The cloud services agreement should contain not only an enforceable obligation to protect client and other protected information, but also identify (or incorporate by reference) the specific physical, administrative and technical security measures the cloud services provider will use to maintain the confidentiality and security of protected information:
Require all individuals with access to personal information to be bound by a confidentiality agreement.
Provide security awareness, education, and training for employees.
The confidentiality obligation owed by the lawyer must extend throughout the cloud service provider’s organization (and to any third parties working on the cloud service provider’s behalf).
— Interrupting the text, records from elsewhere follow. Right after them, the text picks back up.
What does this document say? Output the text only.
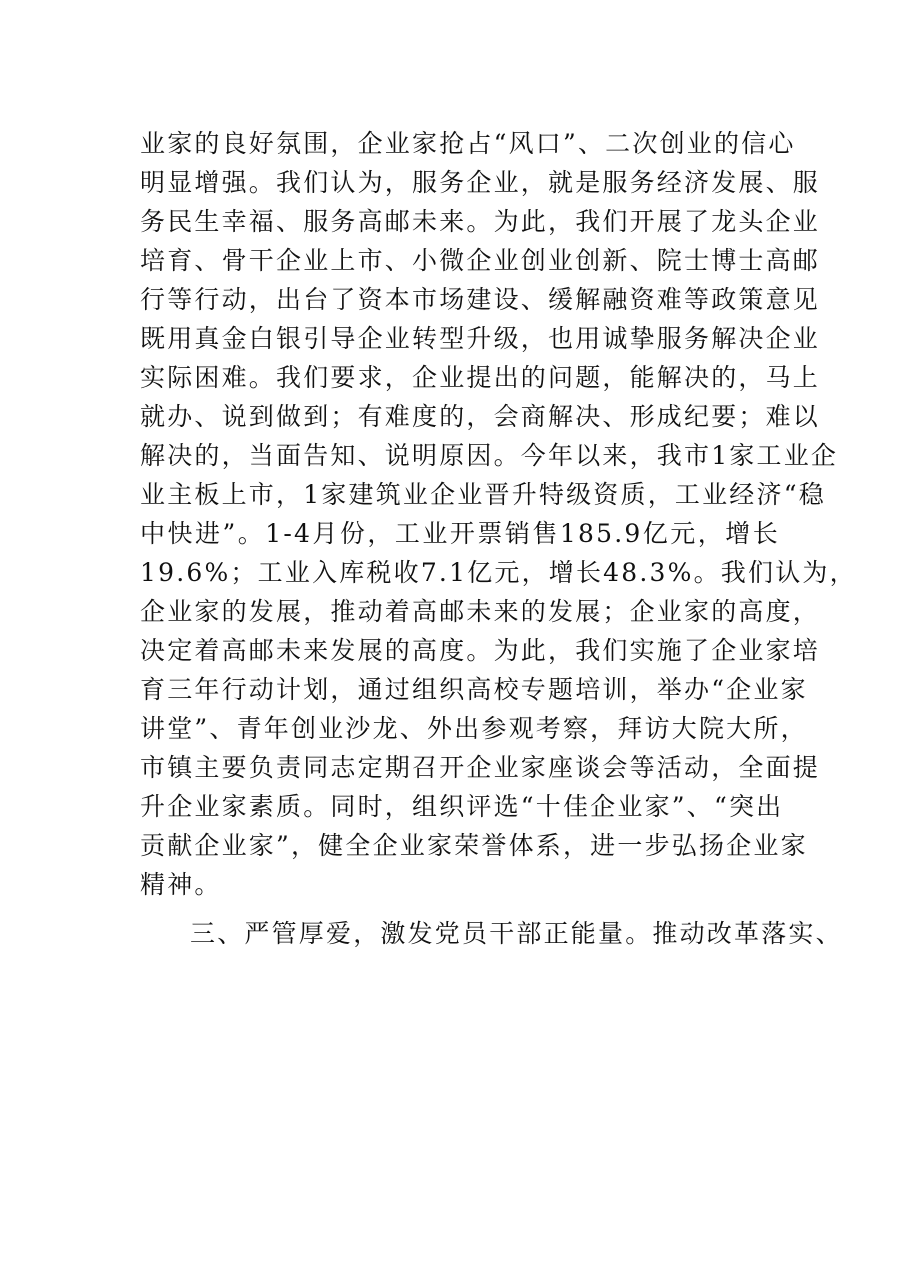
业家的良好氛围，企业家抢占“风口”、二次创业的信心
明显增强。我们认为，服务企业，就是服务经济发展、服
务民生幸福、服务高邮未来。为此，我们开展了龙头企业
培育、骨干企业上市、小微企业创业创新、院士博士高邮
行等行动，出台了资本市场建设、缓解融资难等政策意见
既用真金白银引导企业转型升级，也用诚挚服务解决企业
实际困难。我们要求，企业提出的问题，能解决的，马上
就办、说到做到；有难度的，会商解决、形成纪要；难以
解决的，当面告知、说明原因。今年以来，我市1家工业企
业主板上市，1家建筑业企业晋升特级资质，工业经济“稳
中快进”。1-4月份，工业开票销售185.9亿元，增长
19.6%；工业入库税收7.1亿元，增长48.3%。我们认为，
企业家的发展，推动着高邮未来的发展；企业家的高度，
决定着高邮未来发展的高度。为此，我们实施了企业家培
育三年行动计划，通过组织高校专题培训，举办“企业家
讲堂”、青年创业沙龙、外出参观考察，拜访大院大所，
市镇主要负责同志定期召开企业家座谈会等活动，全面提
升企业家素质。同时，组织评选“十佳企业家”、“突出
贡献企业家”，健全企业家荣誉体系，进一步弘扬企业家
精神。
三、严管厚爱，激发党员干部正能量。推动改革落实、
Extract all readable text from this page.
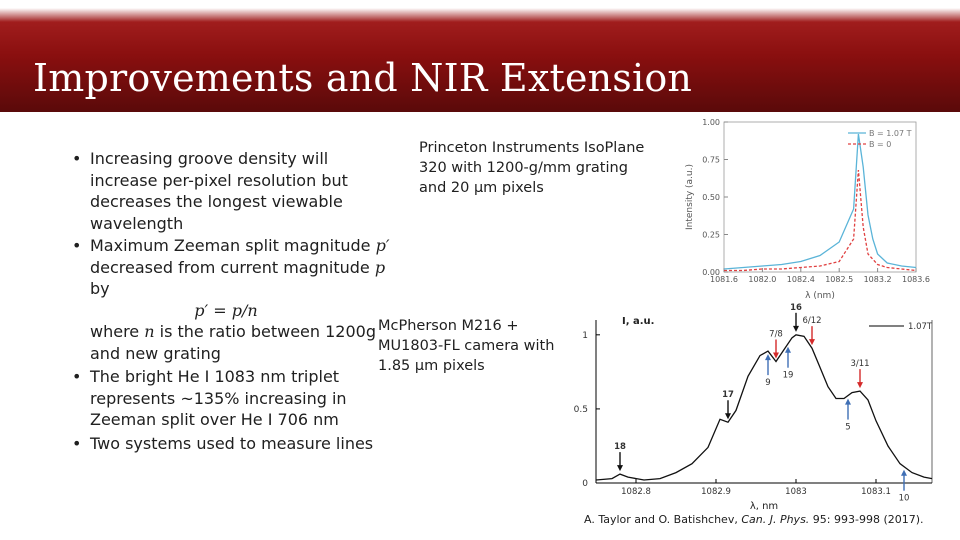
Improvements and NIR Extension
• Increasing groove density will increase per-pixel resolution but decreases the longest viewable wavelength
• Maximum Zeeman split magnitude p′ decreased from current magnitude p by
p′ = p/n
where n is the ratio between 1200g and new grating
• The bright He I 1083 nm triplet represents ~135% increasing in Zeeman split over He I 706 nm
• Two systems used to measure lines
Princeton Instruments IsoPlane 320 with 1200-g/mm grating and 20 μm pixels
McPherson M216 + MU1803-FL camera with 1.85 μm pixels
0.00
0.25
0.50
0.75
1.00
1081.6 1082.0 1082.4 1082.5 1083.2 1083.6
λ (nm)
Intensity (a.u.)
B = 1.07 T
B = 0
0
0.5
1
1082.8	1082.9	1083	1083.1
I, a.u.
λ, nm
1.07T
18
17
9
7/8
19
16
6/12
5
3/11
10
A. Taylor and O. Batishchev, Can. J. Phys. 95: 993-998 (2017).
Critically, the cloud services provider (and the lawyer) must continuously make employees aware of the importance of protecting information through ongoing training and awareness efforts:
Make clear in its contractual arrangements with the customer that it will a) reject requests for personal information that are not legally binding; b) consult the customer when legally permissible before making any disclosure of personal information; and c) accept any requests for disclosures of personal information authorized by the customer.
Notify the customer of any request for disclosure of personal information by a law enforcement authority unless that disclosure is otherwise prohibited;…
The lawyer should ensure that the cloud services agreement specifically addresses the process for responding to subpoenas or other requests for disclosure of client information, and allow the lawyer to retain as much control over that process as possible:
Provide independent evidence that the cloud services provider has implemented information security in accordance with its contractual obligations.
Not every lawyer can conduct a compliance audit of a cloud services firm, but a cloud services provider can verify its security processes throughout the life of the cloud services agreement:
Notify the customer promptly of any unauthorized access to personal information or loss, disclosure or alteration of personal information.
Help the customer meet its obligations in the event of a data breach.
In the event that client or personal information is disclosed without authorization, the lawyer needs to know as soon as possible in order to notify any affected person and to take any additional actions as may be required by law:
Implement a policy for the return, transfer, and disposal of personal information and make that policy available to the customer.
Finally, the lawyer must have a clear understanding of what happens to information at the close of the contractual relationship, or in the event that the cloud services provider cannot continue to perform its services.
Conclusion
ISO 27018 is one of several references that lawyers may use to build technological competence and assist in undertaking “reasonable efforts” to safeguard client information stored in the cloud.